Gestation of the Grévy’s zebra normally lasts 390 days, with a single foal being born. A newborn zebra will follow anything that moves, so new mothers prevent other mares from approaching their foals while imprinting their own striping pattern, scent and vocalisation on them. Females with young foals may gather into small groups. Mares may leave their foals in “kindergartens” while searching for water. The foals will not hide, so they can be vulnerable to predators. However, kindergartens tend to be protected by an adult, usually a territorial male. A female with a foal stays with one dominant territorial male who has exclusive mating rights to her. While the foal will not likely be his, the stallion will look after it to ensure that the female stays in his territory. To adapt to a semi-arid environment, Grévy’s zebra foals have longer nursing intervals and wait until they are three months old before they start drinking water. Although offspring became less dependant on their mothers after half a year, associations with them continue for up to three years.
The Grévy’s zebra was known to the Europeans in antiquity and was used by the Romans in circuses. It was subsequently forgotten in the Western world for a thousand years. In the seventeenth century, the king of Shoa (now central Ethiopia) exported two zebras; one to the Sultan of Turkey and another to the Dutch governor of Jakarta. A century later, in 1882, the government of Abyssinia sent one to French president Jules Grévy. It was at that time that the animal was recognised as its own species and named in Grévy’s honor.
Status and Conservation
The Grévy’s zebra is considered endangered. Its population was estimated to be 15,000 in the 1970s and by the early 21st century the population was lower than 3,500, a 75% decline. It is estimated that there are less than 2,500 Grévy’s zebras still living in the wild. There are also an estimated 600 Grévy’s zebras in captivity. Captive herds have been known to thrive, like at White Oak Conservation in Yulee, Florida, United States, where more than 70 foals have been born. There, research is underway in partnership with the Conservation Centers for Species Survival on semen collection and freezing and on artificial insemination. The Grévy’s zebra population trend is considered stable as of 2008.

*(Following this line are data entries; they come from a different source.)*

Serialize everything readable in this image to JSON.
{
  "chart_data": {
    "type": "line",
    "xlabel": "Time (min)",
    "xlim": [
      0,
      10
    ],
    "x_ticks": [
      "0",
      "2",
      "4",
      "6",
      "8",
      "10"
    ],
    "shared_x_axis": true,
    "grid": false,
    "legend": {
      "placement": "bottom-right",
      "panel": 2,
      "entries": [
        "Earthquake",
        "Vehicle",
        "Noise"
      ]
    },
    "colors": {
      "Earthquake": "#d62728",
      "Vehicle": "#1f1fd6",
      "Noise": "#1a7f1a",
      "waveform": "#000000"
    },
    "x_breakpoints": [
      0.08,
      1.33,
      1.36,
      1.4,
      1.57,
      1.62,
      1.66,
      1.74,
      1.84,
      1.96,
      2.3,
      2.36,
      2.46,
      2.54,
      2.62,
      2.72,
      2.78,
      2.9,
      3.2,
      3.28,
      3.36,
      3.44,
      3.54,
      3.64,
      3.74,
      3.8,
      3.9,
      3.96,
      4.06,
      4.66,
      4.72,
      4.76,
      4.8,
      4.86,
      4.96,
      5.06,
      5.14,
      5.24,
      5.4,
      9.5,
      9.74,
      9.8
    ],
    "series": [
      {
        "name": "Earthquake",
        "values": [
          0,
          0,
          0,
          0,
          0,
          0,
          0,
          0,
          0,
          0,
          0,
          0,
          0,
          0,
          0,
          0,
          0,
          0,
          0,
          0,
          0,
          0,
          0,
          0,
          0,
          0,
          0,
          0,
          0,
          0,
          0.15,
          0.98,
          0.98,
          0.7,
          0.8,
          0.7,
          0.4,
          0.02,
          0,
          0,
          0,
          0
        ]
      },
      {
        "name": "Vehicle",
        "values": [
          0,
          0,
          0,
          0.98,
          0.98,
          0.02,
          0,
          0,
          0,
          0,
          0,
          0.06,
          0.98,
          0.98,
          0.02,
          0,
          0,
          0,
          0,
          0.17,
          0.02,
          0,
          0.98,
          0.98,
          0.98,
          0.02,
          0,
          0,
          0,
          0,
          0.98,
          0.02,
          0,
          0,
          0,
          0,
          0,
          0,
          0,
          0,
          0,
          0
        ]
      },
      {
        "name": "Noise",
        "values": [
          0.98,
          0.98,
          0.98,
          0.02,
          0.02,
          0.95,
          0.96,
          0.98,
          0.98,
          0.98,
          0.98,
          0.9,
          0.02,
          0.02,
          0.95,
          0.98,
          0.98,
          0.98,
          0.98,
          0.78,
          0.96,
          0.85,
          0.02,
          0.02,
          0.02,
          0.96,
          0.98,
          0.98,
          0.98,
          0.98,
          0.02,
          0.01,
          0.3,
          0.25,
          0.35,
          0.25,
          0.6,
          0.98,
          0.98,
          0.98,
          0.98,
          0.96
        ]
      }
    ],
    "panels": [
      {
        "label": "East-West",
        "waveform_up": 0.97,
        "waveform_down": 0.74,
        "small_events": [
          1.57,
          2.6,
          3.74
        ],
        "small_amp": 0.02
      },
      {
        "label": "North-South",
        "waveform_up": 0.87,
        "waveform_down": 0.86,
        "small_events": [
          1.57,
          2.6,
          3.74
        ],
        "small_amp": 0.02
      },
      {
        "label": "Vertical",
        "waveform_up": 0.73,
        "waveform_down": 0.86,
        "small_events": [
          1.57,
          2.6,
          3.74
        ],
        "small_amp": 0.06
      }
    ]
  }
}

The Grévy’s zebra is legally protected in Ethiopia. In Kenya, it is protected by the hunting ban of 1977. In the past, Grévy’s zebras were threatened mainly by hunting for their skins which fetched a high price on the world market. However, hunting has declined and the main threat to the zebra is habitat loss and competition with livestock. Cattle gather around watering holes and the Grévy’s zebras are fenced from those areas. Community-based conservation efforts have shown to the most effective in preserving Grévy’s zebras and their habitat. Less than 0.5% of the range of the Grévy’s zebra is in protected areas. In Ethiopia, the protected areas include Alledeghi Wildlife Reserve, Yabelo Wildlife Sanctuary, Borana Controlled Hunting Area, and Chalbi Sanctuary. In Kenya, important protected areas include the Buffalo Springs, Samburu, and Shaba National Reserves, and the private and community land wildlife conservancies in Isiolo, Samburu, and the Laikipia Plateau.
The Mesquite plant was introduced into Ethiopia around 1997 and is endangering the zebra’s food supply. The Mesquite plant is an invasive species replacing the two grass species, Cenchrus ciliaris and Chrysopogon plumulosus, which the zebra’s eat for most of their food.